In the case of some communities, their proximity to natural amenities for outdoor recreation can also create challenges for building the infrastructure needed to support visitors and new residents. In a 2021 report, the Urban Institute noted that rural communities situated near state or national parks often lack services such as banks, health care facilities, public libraries, schools, and transportation compared to other communities. The wide open spaces needed for outdoor recreation can limit the land available for building, which can put pressure on housing prices as a community grows. And when it comes to housing, the goals of increasing tourism and residency can be in conflict, with an influx of tourists leading to an uptick in second homes and short-term rentals that price out residents.
"Oftentimes communities are so eager to attract external investment that they try to be everything to everyone, and they forget about their core stakeholders, which are their local community and workforce," says Perkins. "It's important to plan ahead and find the right balance between bringing in people from the outside and investing locally to grow at a sustainable rate."
Communities considering reorienting their local economy around the outdoors may also wonder if the surge in demand for fresh air brought about by the pandemic will persist long enough for such a development strategy to pay off. While no one can predict the future, there are some indications that the ways we live and work have shifted in lasting ways.

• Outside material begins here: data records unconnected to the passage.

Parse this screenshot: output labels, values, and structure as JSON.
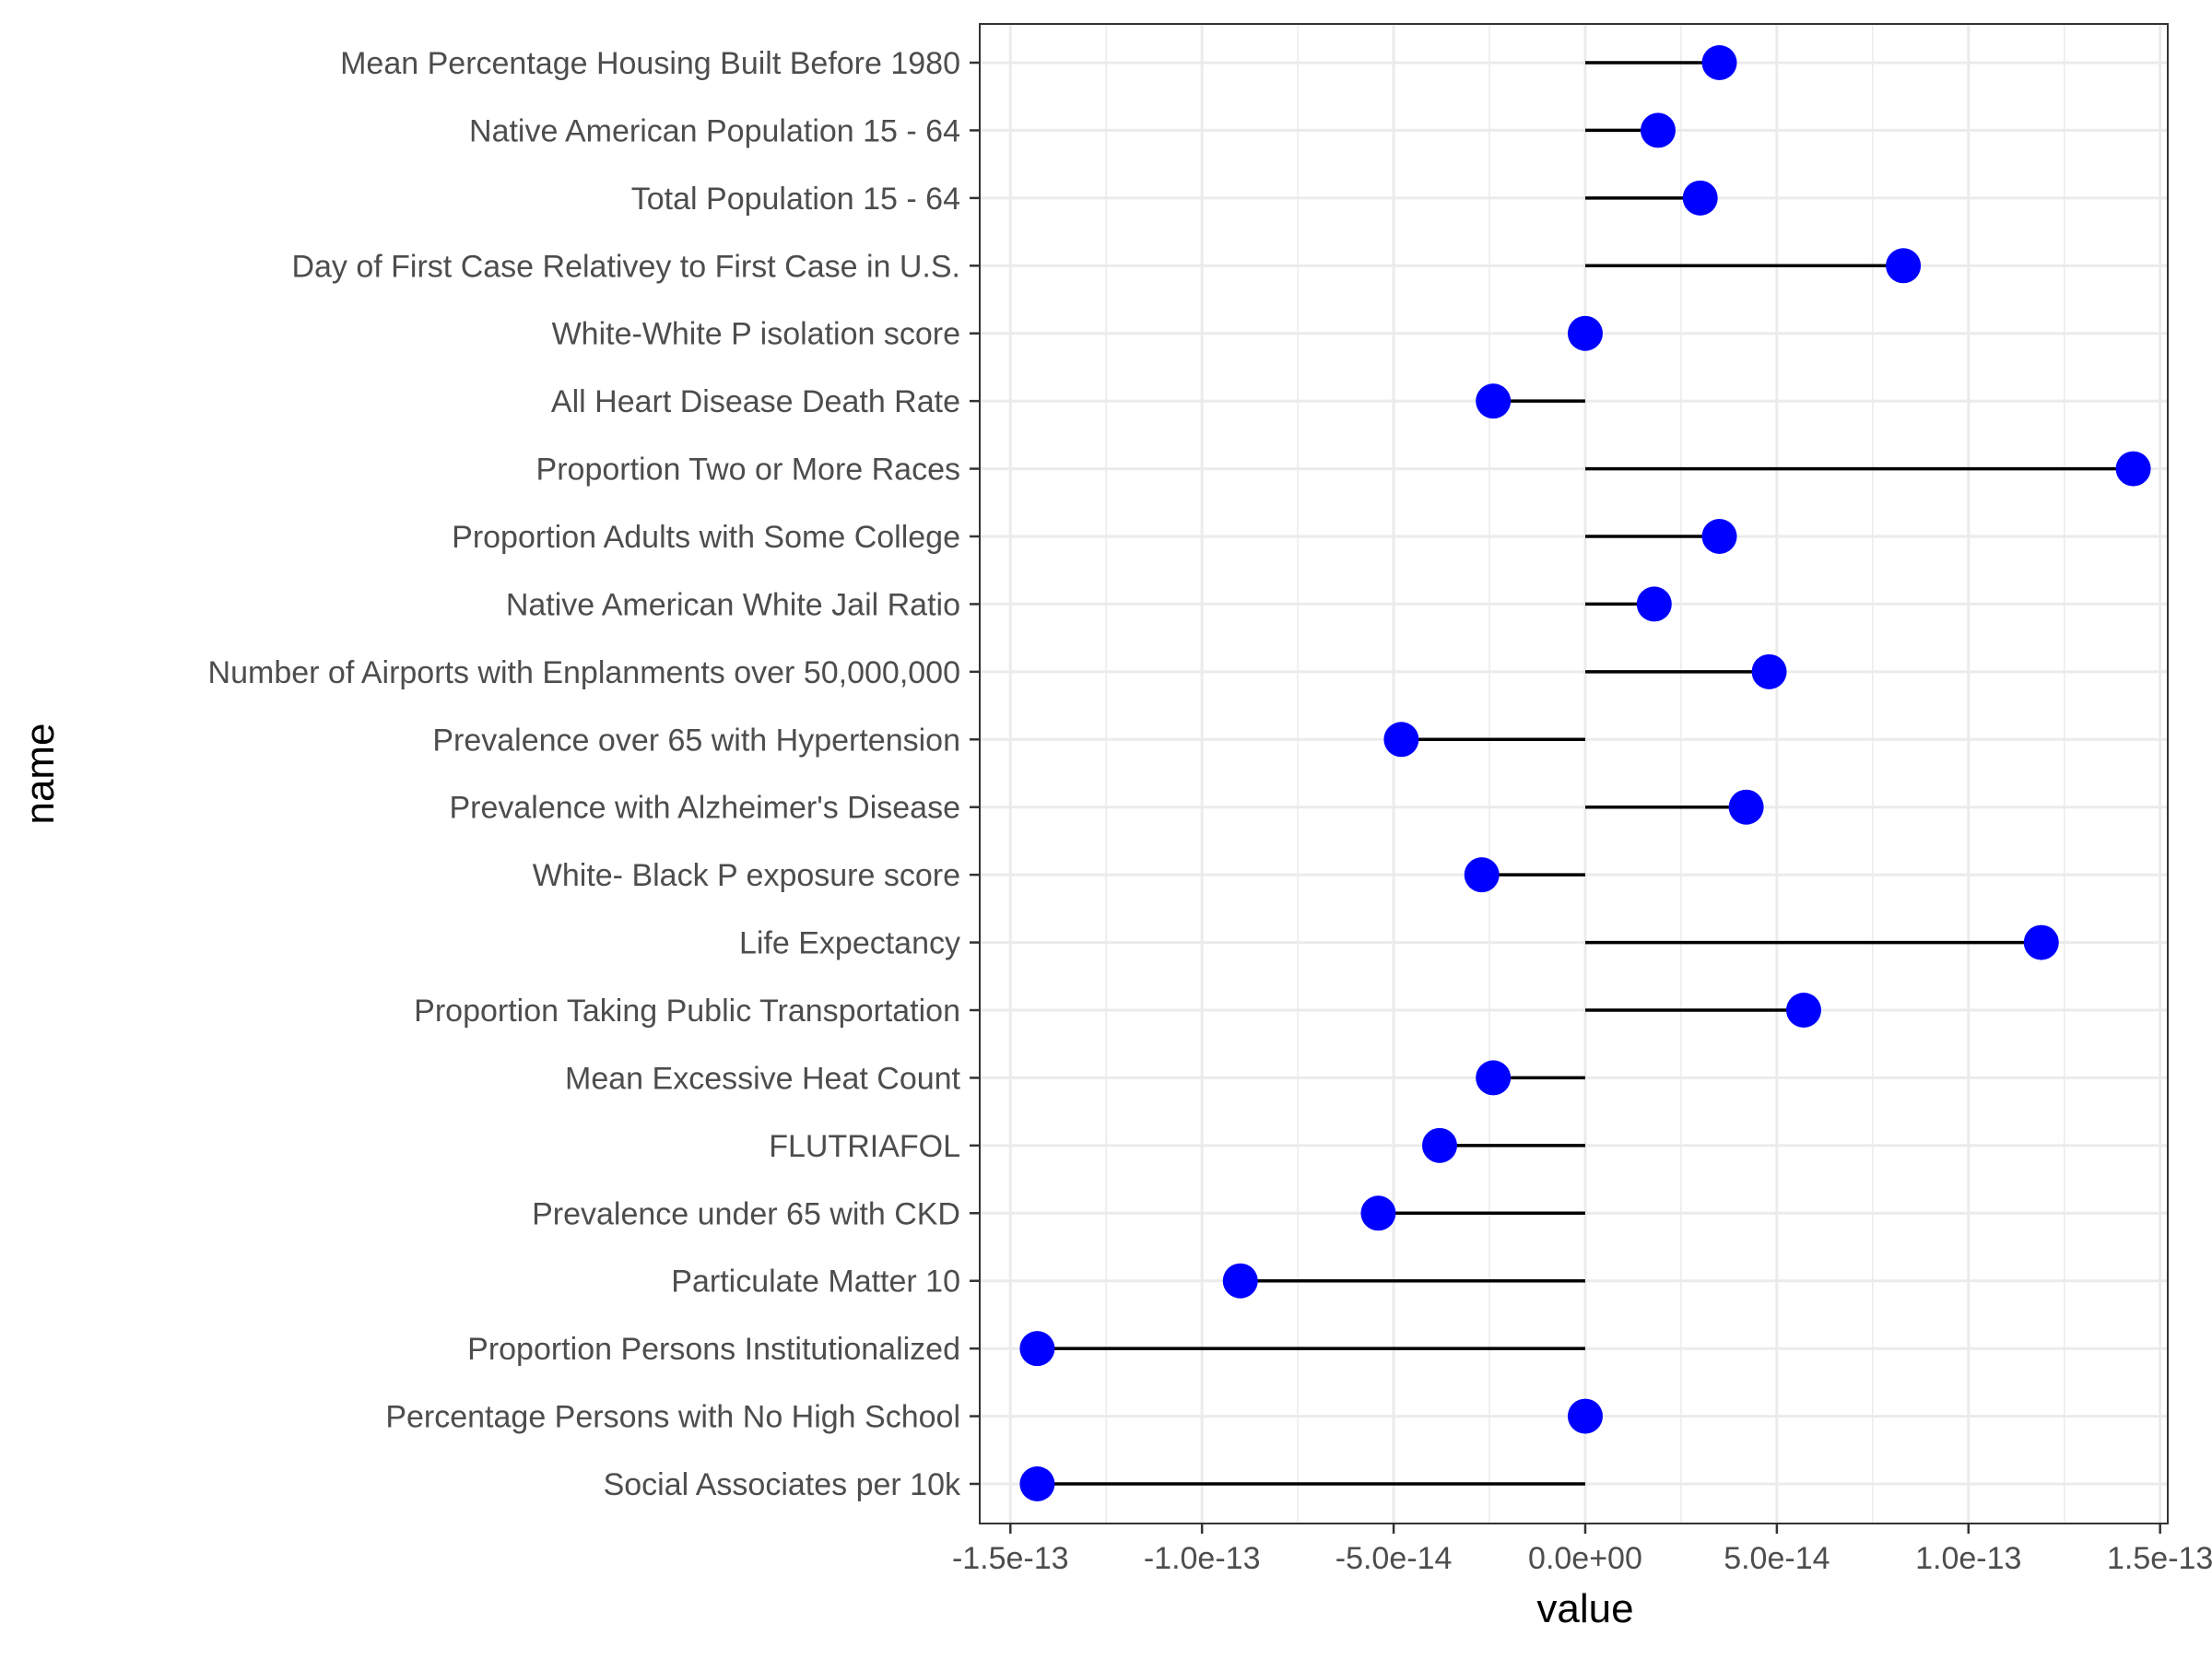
{
  "chart_data": {
    "type": "lollipop",
    "title": "",
    "xlabel": "value",
    "ylabel": "name",
    "xlim": [
      -1.58e-13,
      1.52e-13
    ],
    "grid": true,
    "x_ticks": [
      {
        "value": -1.5e-13,
        "label": "-1.5e-13"
      },
      {
        "value": -1e-13,
        "label": "-1.0e-13"
      },
      {
        "value": -5e-14,
        "label": "-5.0e-14"
      },
      {
        "value": 0,
        "label": "0.0e+00"
      },
      {
        "value": 5e-14,
        "label": "5.0e-14"
      },
      {
        "value": 1e-13,
        "label": "1.0e-13"
      },
      {
        "value": 1.5e-13,
        "label": "1.5e-13"
      }
    ],
    "categories": [
      "Mean Percentage Housing Built Before 1980",
      "Native American Population 15 - 64",
      "Total Population 15 - 64",
      "Day of First Case Relativey to First Case in U.S.",
      "White-White P isolation score",
      "All Heart Disease Death Rate",
      "Proportion Two or More Races",
      "Proportion Adults with Some College",
      "Native American White Jail Ratio",
      "Number of Airports with Enplanments over 50,000,000",
      "Prevalence over 65 with Hypertension",
      "Prevalence with Alzheimer's Disease",
      "White- Black P exposure score",
      "Life Expectancy",
      "Proportion Taking Public Transportation",
      "Mean Excessive Heat Count",
      "FLUTRIAFOL",
      "Prevalence under 65 with CKD",
      "Particulate Matter 10",
      "Proportion Persons Institutionalized",
      "Percentage Persons with No High School",
      "Social Associates per 10k"
    ],
    "values": [
      3.5e-14,
      1.9e-14,
      3e-14,
      8.3e-14,
      0,
      -2.4e-14,
      1.43e-13,
      3.5e-14,
      1.8e-14,
      4.8e-14,
      -4.8e-14,
      4.2e-14,
      -2.7e-14,
      1.19e-13,
      5.7e-14,
      -2.4e-14,
      -3.8e-14,
      -5.4e-14,
      -9e-14,
      -1.43e-13,
      0,
      -1.43e-13
    ],
    "colors": {
      "point": "#0000ff",
      "segment": "#000000",
      "grid": "#ebebeb",
      "panel_border": "#333333"
    }
  }
}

The prevalence of working from home has come down from the highs seen in the spring of 2020, and workers are returning to the office, but the share of days worked from home remains well above pre-pandemic levels as many workplaces have settled into a hybrid schedule. Many parks, such as those in Virginia, continue to report record attendance. The increasing number of states establishing offices of outdoor recreation demonstrates a growing commitment to investing in natural amenities. And health care professionals are increasingly touting the mental and physical health benefits of being outside.
"Taking a walk outside has only ever made me feel better than before I started, and I think more people are recognizing the same thing," says Perkins. "That bodes well for this generation to be long-term recreation participants and advocates."
Readings
"Recreation Counties Attracting New Residents and Higher Incomes." Headwaters Economics, January 2019.
Tolan, Michael. "Outdoor Recreation & Economic Diversification in Resource-Dependent Communities." Headwaters Economics, 2022.
Weinstein, Amanda L., Michael Hicks, and Emily Wornell. "An Aggregate Approach to Estimating Quality of Life in Micropolitan Areas." The Annals of Regional Science, 2023, vol. 70, pp. 447-476.